Few films have packed as hearty a punch for American political culture as Cecil B. DeMille’s 1956 epic The Ten Commandments. With the Cold War heating up and a fervent anti-communist sentiment sweeping the nation, the film burst onto the scene at a time when religion—especially Christianity—became a central rallying point, pitting America’s “divine purpose” against “godless Communists.” Enter DeMille, a director with a penchant for the spectacular, who released the nearly four-hour remake of his 1923 silent film of the same name, this one starring Charlton Heston as Moses and Yul Brynner as Pharoah Ramses II.
The Ten Commandments is “one of the most significant epic films ever made,” in part because it tapped into America’s Cold War self-perceptions, according to Loren P.Q. Baybrook, editor-in-chief of Film & History. The movie was “a declaration from Hollywood that American values, as opposed to Soviet values, were part of the longest history of moral principle,” says Baybrook, noting that its success was due, in no small part, to the way it artfully Christianized the film’s religious content. DeMille, whose German-Jewish mother converted before marrying his Episcopalian father, cleverly used the term “Hebrews” instead of “Jews” in order to appeal to his largely Christian audience.
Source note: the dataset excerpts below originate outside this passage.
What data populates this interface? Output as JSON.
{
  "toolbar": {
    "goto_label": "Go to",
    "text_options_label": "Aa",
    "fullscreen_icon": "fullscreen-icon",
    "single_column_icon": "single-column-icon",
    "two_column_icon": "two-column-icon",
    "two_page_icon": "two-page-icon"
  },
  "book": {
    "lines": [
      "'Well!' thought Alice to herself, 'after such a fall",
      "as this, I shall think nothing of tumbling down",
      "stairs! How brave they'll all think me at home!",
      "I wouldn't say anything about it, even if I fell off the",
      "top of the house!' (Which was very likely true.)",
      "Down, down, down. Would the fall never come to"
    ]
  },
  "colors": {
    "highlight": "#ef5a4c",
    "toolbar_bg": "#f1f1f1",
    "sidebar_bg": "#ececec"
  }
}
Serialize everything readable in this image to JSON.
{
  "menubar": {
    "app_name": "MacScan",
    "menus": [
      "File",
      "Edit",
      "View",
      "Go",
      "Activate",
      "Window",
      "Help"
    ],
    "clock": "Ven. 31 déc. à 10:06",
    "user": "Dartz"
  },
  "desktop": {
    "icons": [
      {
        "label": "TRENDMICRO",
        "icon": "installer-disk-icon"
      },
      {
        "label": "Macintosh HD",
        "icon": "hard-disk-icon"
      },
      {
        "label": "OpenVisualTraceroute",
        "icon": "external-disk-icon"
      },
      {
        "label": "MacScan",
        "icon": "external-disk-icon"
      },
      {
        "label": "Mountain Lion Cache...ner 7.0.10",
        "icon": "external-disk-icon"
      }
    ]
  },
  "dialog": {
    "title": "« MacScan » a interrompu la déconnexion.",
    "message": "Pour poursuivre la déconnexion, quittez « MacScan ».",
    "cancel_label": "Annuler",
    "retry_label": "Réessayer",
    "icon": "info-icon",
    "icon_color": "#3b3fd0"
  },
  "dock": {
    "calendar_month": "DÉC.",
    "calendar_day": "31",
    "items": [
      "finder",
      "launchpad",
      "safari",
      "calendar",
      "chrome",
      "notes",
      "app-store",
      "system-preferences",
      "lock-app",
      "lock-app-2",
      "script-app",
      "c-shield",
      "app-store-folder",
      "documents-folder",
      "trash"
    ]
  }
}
To promote the film, DeMille—who harbored strong anti-Communist feelings—teamed up with a Minnesota judge named E.J. Ruegemer, a member of a Christian service organization called the Fraternal Order of Eagles (FOE). Starting in 1951, Ruegemer had spearheaded a movement to distribute copies of the Ten Commandments for public placement in courtrooms and schools, believing that “if mankind would heed those Ten, it would be a better world in which to live.” At least 10,000 prints had already been distributed when DeMille joined the cause, helping dozens of local FOE groups raise money to erect statues of the Ten Commandments. Ruegemer, DeMille, Heston and Brynner attended dedications for many of the 150 granite Ten Commandment monoliths that were constructed in 34 states and Canada. It was great publicity for the film, which remains the fifth-highest grossing film of all time in inflation-adjusted terms.
The publicity stunt had a lasting legal legacy, says Baybrook. “After the film, because of its success, the monuments were left there, and it became entrenched in our concept of public spaces and the public consciousness that the Ten Commandments are part of the American psyche.” That the statues were located in public venues throughout America sparked decades of lawsuits, which by 1980 had made their way up to the Supreme Court. The cases continue even now, pitting religious Americans and political conservatives who want them displayed as a symbol of morality against those who maintain that their presence in public and legal arenas compromises the separation of church and state. The high court has generally ruled that replicas of the Ten Commandments do not belong in public venues if they explicitly endorse religious values. But the widely publicized court cases, propelled by charged political rhetoric, have transformed the Ten Commandments into one of the nation’s most controversial symbols.
The Ten Commandments continues to influence American culture more than 50 years after the director’s death. Broadcast on television most Easters, it has become one of the main sources of American knowledge about the Exodus story. By now, the image of Heston as Moses and the film’s presentation of a thundering God, voiced by Heston himself, are seared into American minds.